Author : William B. Meyer
Publisher : State University of New York Press
Page : 286 pages
File Size : 17,23 MB
Release : 2024-02-01
Category : History
ISBN : 1438496362
In 1882, Elmer Palmer was convicted of poisoning his grandfather Francis in rural northern New York State. In a famous decision in 1889, the New York Court of Appeals denied Elmer the right to inherit from Francis, even though the statute governing wills seemed to entitle him to the legacy. Twentieth-century commentators have treated Riggs v. Palmer as a model of the judicial craft and a key to understanding the nature of law itself; however, the case’s history suggests that it is neither of these things. In its own time, the decision was radically at odds with legal doctrine as then understood by American judges. Rather than a quintessentially principled ruling, it was most likely ad hoc and ad hominem, concocted to thwart a particular individual thought to have been punished too lightly for his crime. The book illustrates the value of two approaches to interpreting decisions, those of "case biography" and "legal archaeology." Both draw upon historical sources neglected in conventional legal scholarship. In doing so, they may challenge—or confirm—the validity as precedent today of classic cases from the past.

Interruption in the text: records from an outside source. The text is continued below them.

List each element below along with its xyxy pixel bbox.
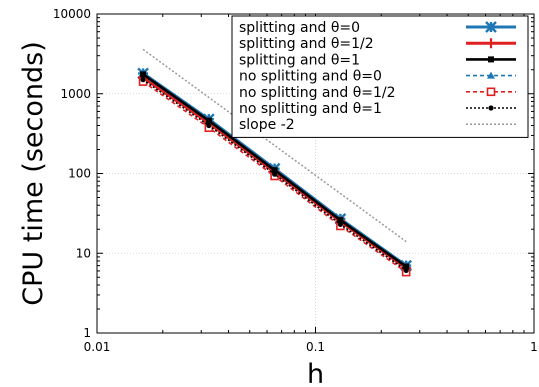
series-2: [140, 71, 410, 270]
data-point: [140, 71, 147, 78]
x-tick-label: 0.01: [84, 340, 111, 354]
y-tick-label: 10000: [53, 7, 91, 21]
axis-ticks: 0.01 0.1 1 1 10 100 1000 10000: [53, 7, 538, 354]
legend-label: no splitting and θ=0: [239, 69, 382, 85]
legend-label: no splitting and θ=1/2: [239, 85, 396, 101]
data-point: [271, 167, 278, 174]
data-point: [485, 21, 497, 33]
data-point: [140, 77, 146, 83]
data-point: [403, 263, 410, 270]
data-point: [486, 87, 496, 97]
x-axis-title: h: [307, 359, 324, 387]
legend-label: splitting and θ=0: [239, 20, 360, 36]
data-point: [205, 117, 212, 124]
y-tick-label: 1000: [60, 87, 91, 101]
data-point: [487, 71, 495, 79]
legend-label: slope -2: [239, 117, 295, 133]
data-point: [486, 38, 496, 49]
legend-box: [231, 15, 529, 138]
y-tick-label: 100: [68, 167, 91, 181]
series-layer: [137, 67, 413, 277]
y-axis-title: CPU time (seconds): [18, 41, 49, 306]
data-point: [337, 217, 344, 224]
y-tick-label: 10: [76, 246, 91, 260]
x-tick-label: 1: [530, 340, 538, 354]
legend-label: splitting and θ=1: [239, 52, 360, 68]
data-point: [488, 56, 494, 63]
legend-label: splitting and θ=1/2: [239, 36, 374, 52]
y-tick-label: 1: [83, 326, 91, 340]
data-point: [206, 122, 212, 129]
x-tick-label: 0.1: [306, 340, 325, 354]
legend-label: no splitting and θ=1: [239, 101, 382, 117]
data-point: [488, 105, 494, 111]
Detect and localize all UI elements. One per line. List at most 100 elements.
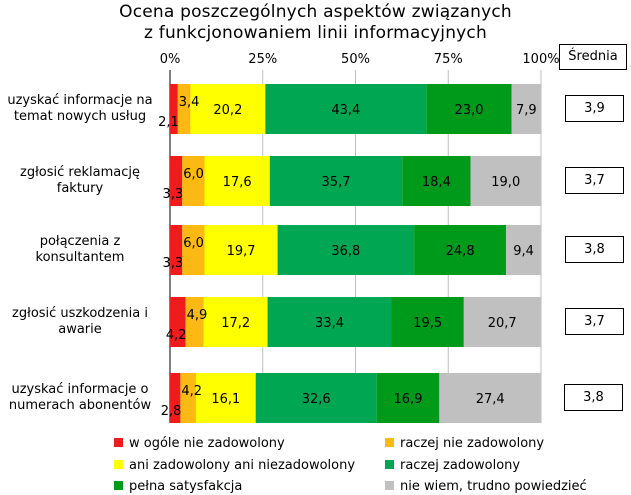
bar-segment [267,297,392,347]
chart-title-line-1: Ocena poszczególnych aspektów związanych [119,2,512,22]
category-label-line: faktury [56,181,104,196]
category-label: zgłosić reklamację faktury [0,165,160,197]
legend-swatch [385,438,394,447]
segment-value-label: 3,4 [179,95,200,110]
bar-segments [170,84,541,423]
bar-segment [170,84,178,134]
segment-value-label: 7,9 [516,103,537,118]
chart-title-line-2: z funkcjonowaniem linii informacyjnych [144,23,487,43]
bar-segment [203,297,268,347]
bar-segment [180,373,196,423]
category-label-line: uzyskać informacje o [11,382,149,397]
segment-value-label: 33,4 [315,316,344,331]
bar-segment [414,225,507,275]
category-label-line: zgłosić reklamację [20,165,140,180]
segment-value-label: 23,0 [455,103,484,118]
legend-label: nie wiem, trudno powiedzieć [400,479,587,494]
segment-value-label: 3,3 [163,256,184,271]
bar-segment [182,225,205,275]
bar-segment [277,225,415,275]
segment-value-label: 17,2 [221,316,250,331]
bar-segment [170,297,186,347]
legend-swatch [114,481,123,490]
segment-value-label: 9,4 [513,244,534,259]
legend-label: w ogóle nie zadowolony [129,436,285,451]
bar-segment [376,373,440,423]
segment-value-label: 6,0 [183,236,204,251]
x-tick-label: 75% [434,52,463,67]
category-label: połączenia z konsultantem [0,234,160,266]
segment-value-label: 43,4 [331,103,360,118]
segment-value-label: 17,6 [223,175,252,190]
category-label: zgłosić uszkodzenia i awarie [0,306,160,338]
legend-label: ani zadowolony ani niezadowolony [129,458,356,473]
bar-segment [391,297,464,347]
segment-value-label: 36,8 [331,244,360,259]
legend-item: raczej zadowolony [385,458,520,474]
segment-value-label: 19,0 [491,175,520,190]
segment-value-label: 2,8 [161,404,182,419]
bar-segment [190,84,266,134]
category-label-line: konsultantem [35,250,125,265]
x-tick-label: 100% [522,52,559,67]
bar-segment [170,225,183,275]
average-value: 3,7 [565,308,624,335]
average-value: 3,7 [565,167,624,194]
category-label-line: zgłosić uszkodzenia i [12,306,148,321]
legend-item: pełna satysfakcja [114,479,242,495]
category-label: uzyskać informacje o numerach abonentów [0,382,160,414]
legend-swatch [114,438,123,447]
legend-item: w ogóle nie zadowolony [114,436,285,452]
legend-label: raczej nie zadowolony [400,436,545,451]
bar-segment [195,373,256,423]
category-label: uzyskać informacje na temat nowych usług [0,93,160,125]
segment-value-label: 4,9 [187,308,208,323]
segment-value-label: 16,9 [394,392,423,407]
legend-item: nie wiem, trudno powiedzieć [385,479,587,495]
bar-segment [511,84,541,134]
segment-value-label: 35,7 [322,175,351,190]
bar-segment [204,156,270,206]
average-value: 3,9 [565,95,624,122]
bar-segment [170,373,181,423]
bar-segment [269,156,403,206]
category-label-line: połączenia z [39,234,121,249]
legend-label: pełna satysfakcja [129,479,243,494]
segment-value-label: 27,4 [476,392,505,407]
bar-segment [439,373,541,423]
legend-item: raczej nie zadowolony [385,436,544,452]
average-header: Średnia [559,44,627,70]
bar-segment [177,84,191,134]
legend-label: raczej zadowolony [400,458,521,473]
legend-swatch [385,460,394,469]
bar-segment [170,156,183,206]
bar-segment [506,225,541,275]
segment-value-label: 4,2 [166,328,187,343]
segment-value-label: 16,1 [211,392,240,407]
bar-segment [255,373,377,423]
segment-value-label: 20,7 [488,316,517,331]
segment-value-label: 3,3 [163,187,184,202]
x-tick-label: 25% [248,52,277,67]
segment-value-label: 4,2 [181,384,202,399]
category-label-line: awarie [58,322,102,337]
average-value: 3,8 [565,236,624,263]
bar-segment [204,225,278,275]
bar-segment [185,297,204,347]
category-label-line: numerach abonentów [8,398,152,413]
average-value: 3,8 [564,384,623,411]
bar-segment [265,84,427,134]
category-label-line: temat nowych usług [13,109,147,124]
legend-swatch [385,481,394,490]
segment-value-label: 6,0 [183,167,204,182]
segment-value-label: 18,4 [422,175,451,190]
segment-value-label: 2,1 [158,115,179,130]
bar-segment [182,156,205,206]
bar-segment [402,156,471,206]
category-label-line: uzyskać informacje na [7,93,153,108]
bar-segment [470,156,541,206]
segment-value-label: 19,5 [413,316,442,331]
segment-value-label: 32,6 [302,392,331,407]
segment-value-label: 24,8 [446,244,475,259]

Author : Abbott Lowell Cummings
Publisher :
Page : 896 pages
File Size : 18,56 MB
Release : 2001
Category : Reference
ISBN :
John Comins was born in about 1668. He married Mary in about 1691in Woburn, Massachusetts. They had nine children. He died in 1751. Descendants and relatives lived mainly in Massachusetts, Maine, Connecticut, New Hampshire, Vermont, New York, Ohio, Michigan, Illinois, Pennsylvania and Kansas.